Insgesamt wirkt das Angebot von Tetrapix gleich in mehrere Richtungen: Nachhaltigkeit, Förderung von Mädchen in Richtung der MINT-Fächer (Mathematik, Informatik, Naturwissenschaft, Technik) und Förderung von Schulkindern in Wissen und Anwendung digitaler Möglichkeiten als Schlüssel für eine moderne Bildung in und außerhalb der Schule. Kinder lernen also, sich auf die Zukunft vorzubereiten, auch ohne sich gleich in eine Programmiersprache vertiefen zu müssen. Ein wichtiger Bereich liegt zudem in der Unterstützung von Lehrkräften, denen es oft an Mitteln und Zeit für die eigene Weiterbildung mangelt. Weil überwiegend recyceltes Material eingesetzt wird, bleiben die Kosten der Tetrapix-Angebote überschaubar.
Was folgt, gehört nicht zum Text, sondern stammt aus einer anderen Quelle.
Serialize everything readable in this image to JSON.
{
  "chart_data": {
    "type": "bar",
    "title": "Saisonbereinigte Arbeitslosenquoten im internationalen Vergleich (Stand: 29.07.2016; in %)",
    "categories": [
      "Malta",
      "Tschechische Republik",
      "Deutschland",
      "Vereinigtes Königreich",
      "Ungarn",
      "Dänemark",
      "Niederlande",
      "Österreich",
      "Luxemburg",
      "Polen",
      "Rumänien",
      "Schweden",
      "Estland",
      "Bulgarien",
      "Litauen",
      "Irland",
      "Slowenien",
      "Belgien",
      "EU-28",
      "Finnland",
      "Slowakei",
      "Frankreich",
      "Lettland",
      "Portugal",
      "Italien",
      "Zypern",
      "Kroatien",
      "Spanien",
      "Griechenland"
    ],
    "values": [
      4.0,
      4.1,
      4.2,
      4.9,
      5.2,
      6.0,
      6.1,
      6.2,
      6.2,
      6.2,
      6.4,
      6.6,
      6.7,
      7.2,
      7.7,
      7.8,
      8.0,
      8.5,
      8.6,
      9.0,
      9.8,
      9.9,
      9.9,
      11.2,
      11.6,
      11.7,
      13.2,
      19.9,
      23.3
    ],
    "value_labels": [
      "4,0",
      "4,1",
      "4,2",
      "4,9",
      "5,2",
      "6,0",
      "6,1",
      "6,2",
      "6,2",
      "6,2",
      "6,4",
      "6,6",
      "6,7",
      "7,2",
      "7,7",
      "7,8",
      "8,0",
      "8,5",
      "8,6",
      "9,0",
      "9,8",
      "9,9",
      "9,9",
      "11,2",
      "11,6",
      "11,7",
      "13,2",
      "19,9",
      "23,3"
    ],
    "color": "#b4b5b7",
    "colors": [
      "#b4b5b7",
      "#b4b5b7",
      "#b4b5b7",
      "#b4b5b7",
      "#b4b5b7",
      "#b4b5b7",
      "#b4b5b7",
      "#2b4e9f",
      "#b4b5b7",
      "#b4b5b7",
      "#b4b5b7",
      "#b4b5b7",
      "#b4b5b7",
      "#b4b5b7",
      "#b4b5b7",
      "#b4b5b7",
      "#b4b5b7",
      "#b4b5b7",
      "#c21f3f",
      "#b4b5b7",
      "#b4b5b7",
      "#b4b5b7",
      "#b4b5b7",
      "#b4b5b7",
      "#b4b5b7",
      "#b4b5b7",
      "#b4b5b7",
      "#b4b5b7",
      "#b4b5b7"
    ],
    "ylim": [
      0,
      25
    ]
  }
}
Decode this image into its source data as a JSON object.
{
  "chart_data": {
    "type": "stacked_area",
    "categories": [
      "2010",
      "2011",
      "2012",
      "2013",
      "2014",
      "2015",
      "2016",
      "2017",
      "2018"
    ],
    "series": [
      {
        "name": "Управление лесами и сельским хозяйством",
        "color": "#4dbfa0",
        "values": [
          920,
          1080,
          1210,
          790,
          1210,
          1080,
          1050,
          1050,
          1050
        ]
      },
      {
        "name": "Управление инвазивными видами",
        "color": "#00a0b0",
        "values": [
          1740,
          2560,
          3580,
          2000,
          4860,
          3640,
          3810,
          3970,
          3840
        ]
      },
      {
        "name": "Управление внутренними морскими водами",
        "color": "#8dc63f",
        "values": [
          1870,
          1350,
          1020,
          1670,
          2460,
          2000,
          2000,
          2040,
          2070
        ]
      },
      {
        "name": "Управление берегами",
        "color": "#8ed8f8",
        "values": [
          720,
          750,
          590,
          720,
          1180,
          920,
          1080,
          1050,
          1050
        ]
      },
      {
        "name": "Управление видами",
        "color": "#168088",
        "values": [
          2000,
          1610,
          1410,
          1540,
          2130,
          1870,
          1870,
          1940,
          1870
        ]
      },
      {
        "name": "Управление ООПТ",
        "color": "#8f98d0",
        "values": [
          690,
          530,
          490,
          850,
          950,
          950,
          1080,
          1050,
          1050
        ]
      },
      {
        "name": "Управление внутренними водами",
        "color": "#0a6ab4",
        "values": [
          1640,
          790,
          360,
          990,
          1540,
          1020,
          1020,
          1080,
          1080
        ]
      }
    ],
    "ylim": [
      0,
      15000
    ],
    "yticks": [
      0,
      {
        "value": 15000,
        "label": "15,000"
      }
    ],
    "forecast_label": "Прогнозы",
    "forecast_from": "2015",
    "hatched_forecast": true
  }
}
Ein weiterer Grundgedanke liegt im Open Source. In den IT-Umgebungen der Schulen lassen sich oft auch noch so einfache Software-Komponenten kaum aufspielen, da hier meist geschlossene, sogenannte proprietäre Umgebungen installiert sind. Tetrapix entwickelt dafür eigene Lösungen wie einen Micro-Controller, mit dem die Nachwuchs-Hackerinnen und -Maker sofort loslegen können, ohne sich mit Admin-Sorgen zu plagen.

Nicht zuletzt findet das Team von Tetrapix auch innerhalb des Urban Ideation Lab fruchtbare Schnittstellen zu anderen Fellows. Zum Beispiel ist ein gemeinsames Coding- und Recycling-Projekt mit dem Team von Circular Berlin in Arbeit. Also, liebe Eltern oder Lehrer und Lehrerinnen, falls Ihr hier mitlest: Holt euch Tetrapix an eure Schulen!